Let $f (x) $ be a quadratic polynomial such that $f (-4) = - 22,$ $f (-1) = 2$, and $f (2) = -1.$ Let $g (x) = f (x) ^{16}.$ Find the sum of the coefficients of the terms in $g (x) $ that have even degree. (For example, the sum of the coefficients of the terms in $-7x^3 + 4x^2 + 10x - 5$ that have even degree is $ (4) + (-5) = - 1.$)

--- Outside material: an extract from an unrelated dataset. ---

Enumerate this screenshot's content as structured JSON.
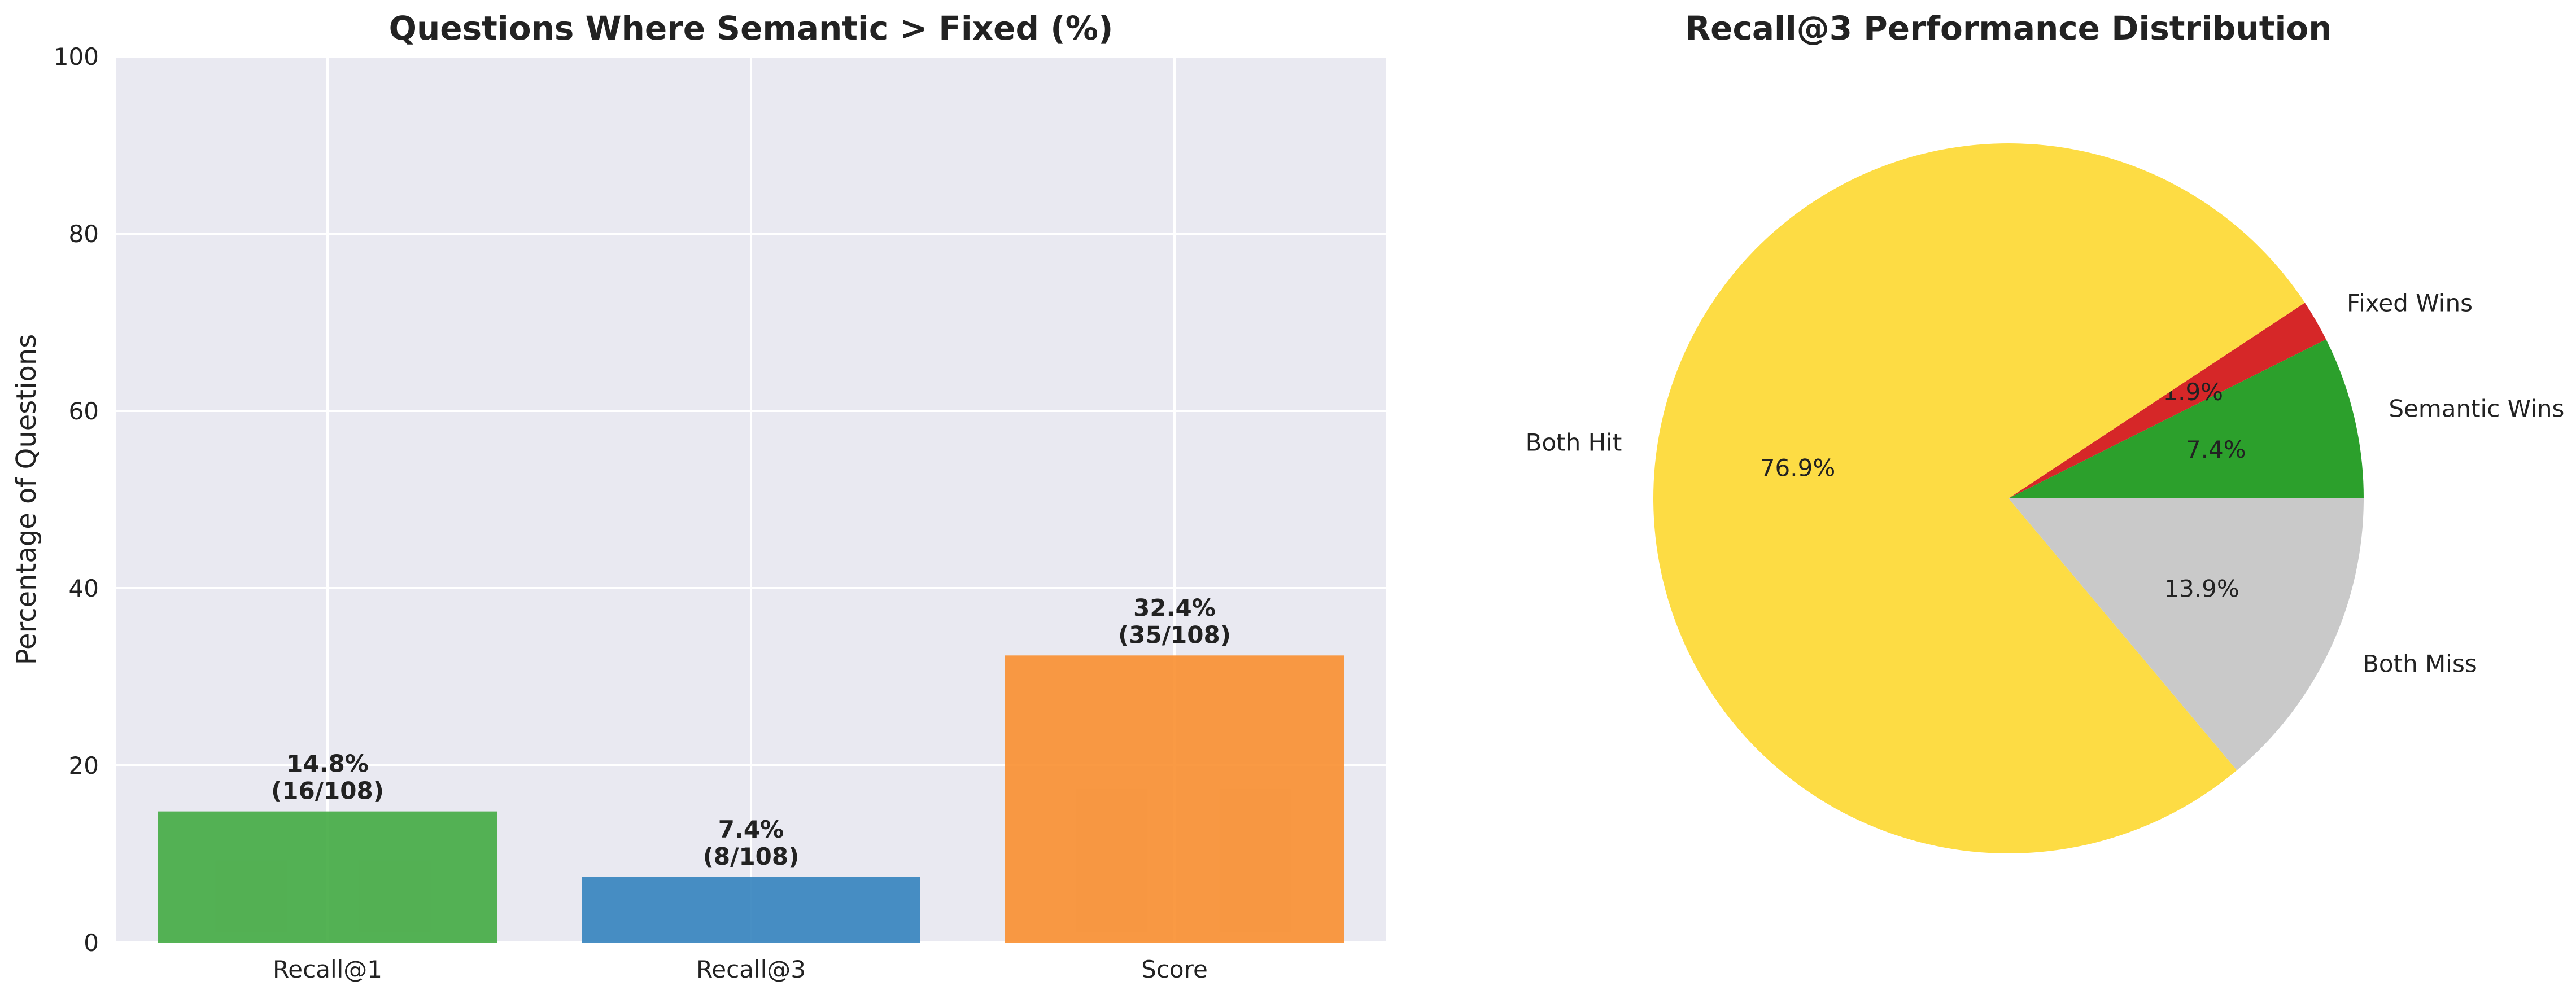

The sum of the coefficients of the terms in (-1.5·x² + 0.5·x + 4) ¹⁶ that have even degree is - 4273411167.501

Step-by-step explanation:

The parameters given are;

f (-4) = - 22

f (-1) = 2

f (2) = - 1

g (x) = f (x) ¹⁶

The function f (x) is presented as follows;

f (x) = a·x² + b·x + c

We have;

-22 = a· (-4) ² + b· (-4) + c

-22 = a·16 - 4·b + c ... (1)

2 = a· (-1) ² + b· (-1) + c

2 = a - b + c ... (2)

-1 = a· (2) ² + b· (2) + c

-1 = 4·a + 2·b + c ... (3)

Solving the equations (1), (2), and (3) by using an online linear systems solver, we get;

a = - 1.5, b = 0.5, c = 4

Therefore, f (x) = - 1.5·x² + 0.5·x + 4

f (x) ¹⁶ = (-1.5·x² + 0.5·x + 4) ¹⁶ which gives the coefficients of the even terms as follows;

656.841 - 19267.331 + 248302.054 - 1772904.419 + 6735603.932 - 2868054.635 - 119602865.901 + 750783340.827 + - 2542435585.611 + 5338903756.992 - 6048065910.25 - 1031335136 + 17223697920 - 32238338048 + 32107397120 - 17716740096 = - 4273411167.501.